In the fifth chapter, Kam analyzes the development of homonormativity and the discursive spread of the belief that one has to be a “model citizen” first, before one can expect to be socially accepted as a homosexual in Chinese society. Kam further emphasizes that “silence can be a violent form of symbolic erasure” (p. 92), and questions Chou Wah-shan’s concept of “Chinese tolerance”, which claims that same-sex relationships are tolerated in Chinese families in a “don’t ask, don’t tell” way. Kam sees tolerance as a “discourse of depoliticization and personalization of political issues” (p. 93) and self-shaming as often being the only emotion permitted to non-normative sexual subjects within Chinese families.

In her conclusion, Kam predicts a further diversification of the tongzhi/lala communities and the emergence of related new social groups in China, including transgender, FTM (female-to-male transsexual) and gay men’s straight wives (同妻tongqi). A diversification is also visible on the discursive level, according to Kam, debates about queer theory versus “scientism”, as well as “constructivism” versus “essentialism” in homosexuality, can be found in Chinese cyber forums. On the community level, Kam observes the emergence of tongzhi grassroots organizations in economically less developed regions. Hers is a very convincing book which could only have been written by someone who is not only an academic scholar but also an active participant in Chinese tongzhi communities, as Kam has been for many years.

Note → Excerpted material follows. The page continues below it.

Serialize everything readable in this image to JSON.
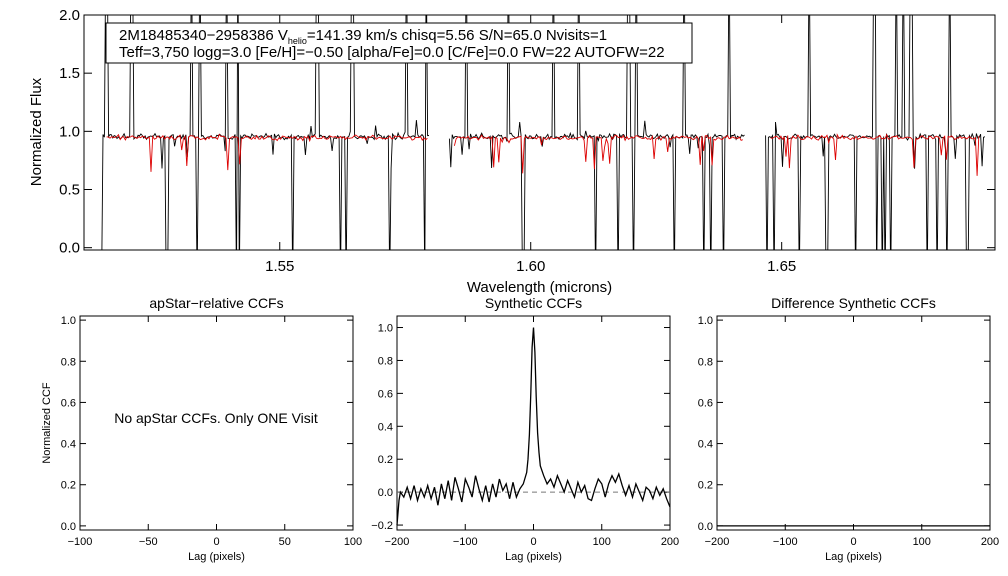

Her analysis of the emergence of a “politics of public correctness” will have to be seriously considered by any scholars and activists working on LGBTQ issues in Chinese societies.

(Kimiko Suda, Free University of Berlin)


1 The term “tongzhi“ () meaning “same will” or “comrade” in Chinese, was appropriated in 1989 by Chinese gay and lesbian activists to refer to Chinese homosexuals, thereby creating an alternative to the Western term “gay” and the official term “tongxinglian” (同性恋) to emphasize their agency and the distinctiveness of their cultural and political agenda.